新聞の川柳欄などは作品を毎日掲載しますから、時事ネタはうってつけの気がするのですが、「川柳ひろば」のように数か月単位で句を募り、年3回だけ入選作を発表する場合、誰にでもわかる、一般的で普遍性の高い内容でない限り、時間的劣化に耐えらないでしょう。

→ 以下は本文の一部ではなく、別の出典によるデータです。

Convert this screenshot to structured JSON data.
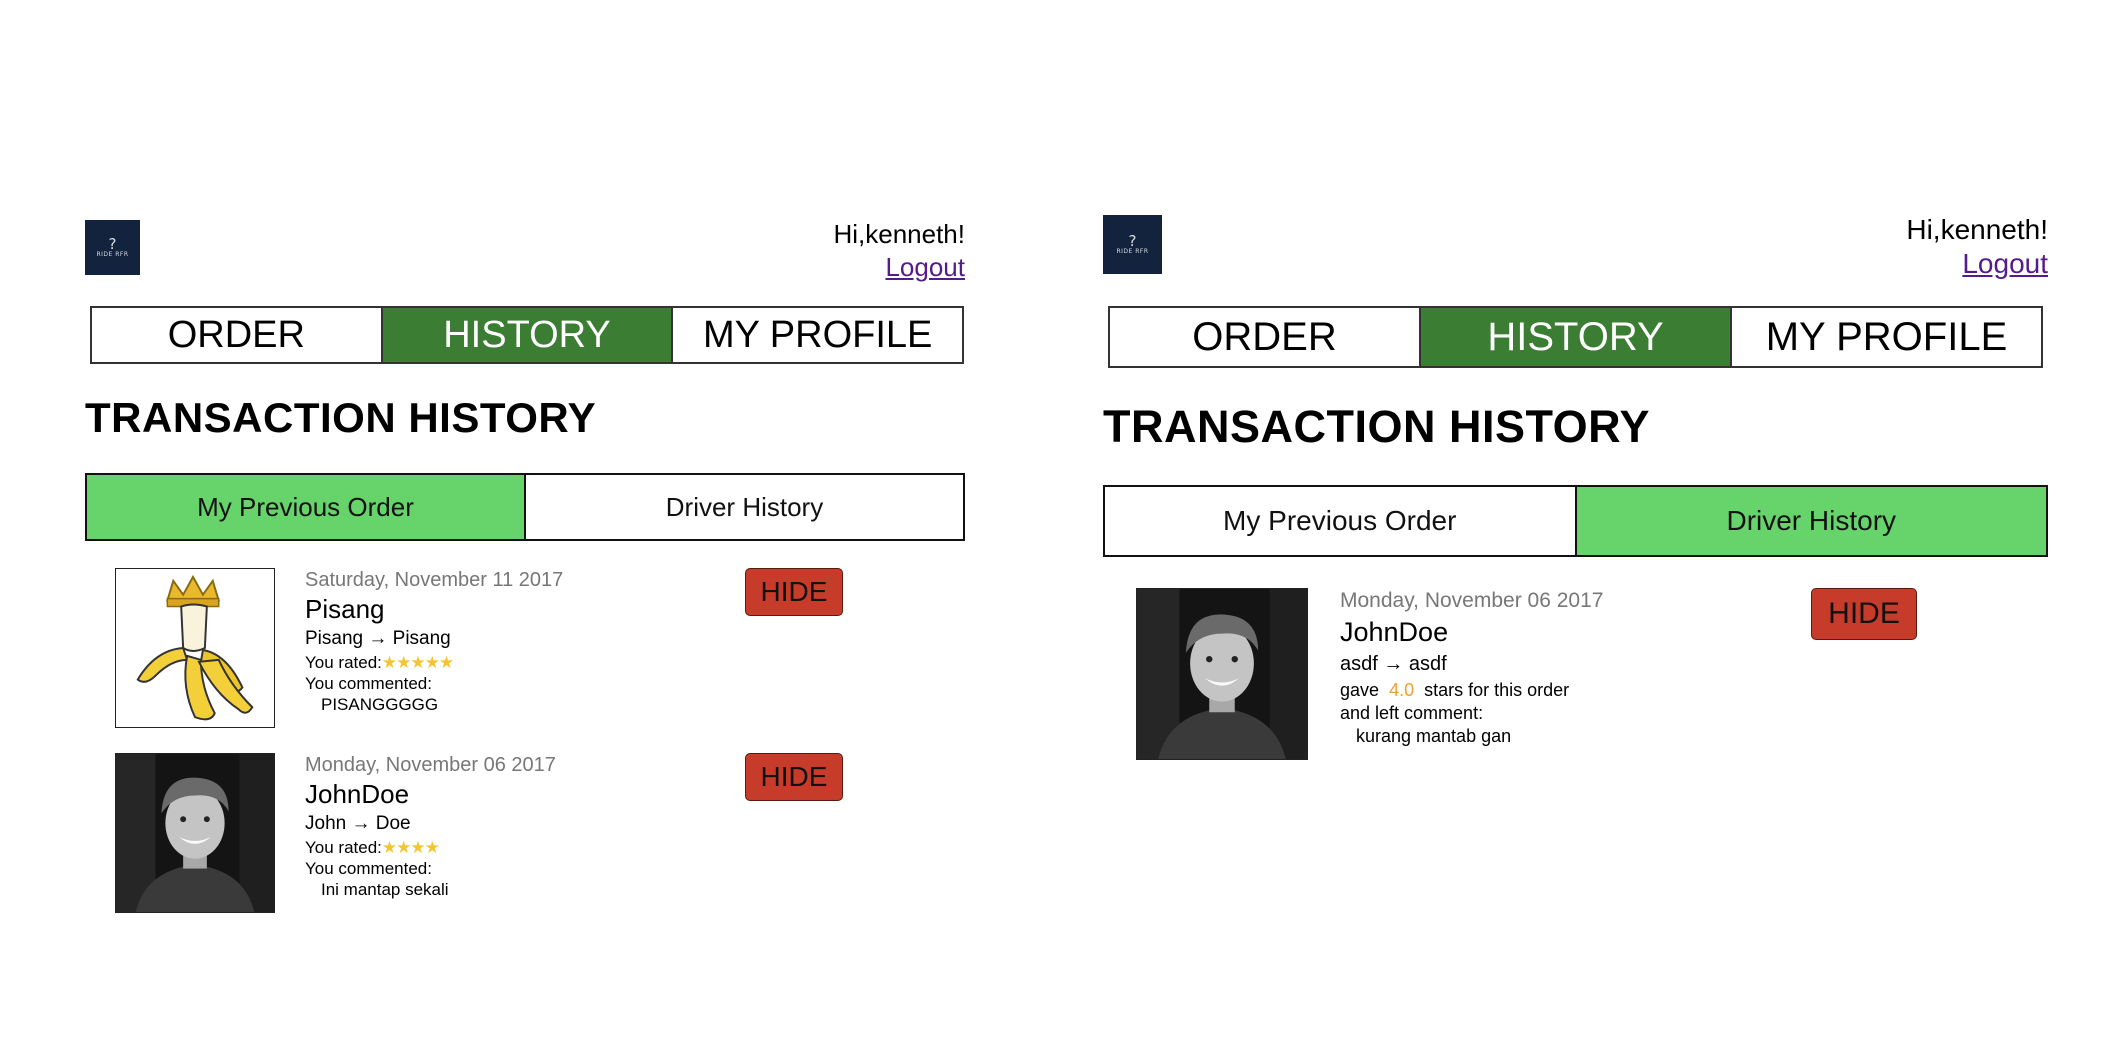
{
  "header": {
    "logo_mark": "?",
    "logo_text": "RIDE RFR",
    "greeting": "Hi,kenneth!",
    "logout_label": "Logout"
  },
  "nav": {
    "order": "ORDER",
    "history": "HISTORY",
    "profile": "MY PROFILE",
    "active_color": "#3a7d33"
  },
  "page_title": "TRANSACTION HISTORY",
  "subtabs": {
    "previous_order": "My Previous Order",
    "driver_history": "Driver History",
    "active_color": "#66d36b"
  },
  "hide_label": "HIDE",
  "previous_orders": [
    {
      "date": "Saturday, November 11 2017",
      "name": "Pisang",
      "route": "Pisang → Pisang",
      "rated_label": "You rated:",
      "stars": "★★★★★",
      "rating": 5,
      "commented_label": "You commented:",
      "comment": "PISANGGGGG",
      "avatar": "crowned-banana-image"
    },
    {
      "date": "Monday, November 06 2017",
      "name": "JohnDoe",
      "route": "John → Doe",
      "rated_label": "You rated:",
      "stars": "★★★★",
      "rating": 4,
      "commented_label": "You commented:",
      "comment": "Ini mantap sekali",
      "avatar": "smiling-man-photo"
    }
  ],
  "driver_history": [
    {
      "date": "Monday, November 06 2017",
      "name": "JohnDoe",
      "route": "asdf → asdf",
      "gave_label": "gave",
      "rating": "4.0",
      "stars_suffix": "stars for this order",
      "left_comment_label": "and left comment:",
      "comment": "kurang mantab gan",
      "avatar": "smiling-man-photo"
    }
  ]
}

前置きはこのぐらいにして、第1回川柳ひろばの落選句から時事性に富んだものを以下に取り上げますので、以上を念頭にご鑑賞ください。コメントはあくまで管理人の独断です。当を得ていない場合はご容赦ください。大きな取り違えを犯している場合は、ご教示いただけると幸いです。

① STAPに優しい声をかけてやる
<コメント> あまりにも杜撰な実験・発表の仕方とO氏の独特のキャラクターで興味つきない事件ですが、関係者の自殺以降、軽妙さを求める川柳には取り上げにくくなりました。その点、責任のない細胞をいたわろうという本句は、目のつけどころがユニークで爽やかですね。ゴシップめいた事件を愛と慈しみの観点から眺める姿勢に教えられます。

② 聞こえないありがたい音価値あがる
<コメント> STAP細胞が話題になる前はこの、S氏のゴースト作曲事件一色でした。しかし今や、忘れ去られつつあるのではないでしょうか。私的には、「現役」時の仙人風容貌から、お詫び記者会見時の実直サラリーマン風容貌への急激な変化が、川柳素材的におもしろい気がしておりました。しかし、事件の風化のせいか、上記落選句には「抽象的深遠さ」は感じられるものの、「何のこと?」感はぬぐえない状況です。

③ 憲法を無理やり曲げる強心臓(晋三)
<コメント> 今年の日本の政局を真正面からとらえた正統時事川柳。下句では同音漢字が意味的に関連づけてあり、句の雰囲気を和らげています。真面目一方の句は川柳としてはつまらないかもしれません。願わくは、日本の政局に聖霊の嵐(愛、喜び、平和、寛容、善意、誠実、柔和、節制)が吹き荒れることで、この川柳を読む側に「何のこと?」感が一気に醸成され、ほどなく内容が意味不明にならんことを。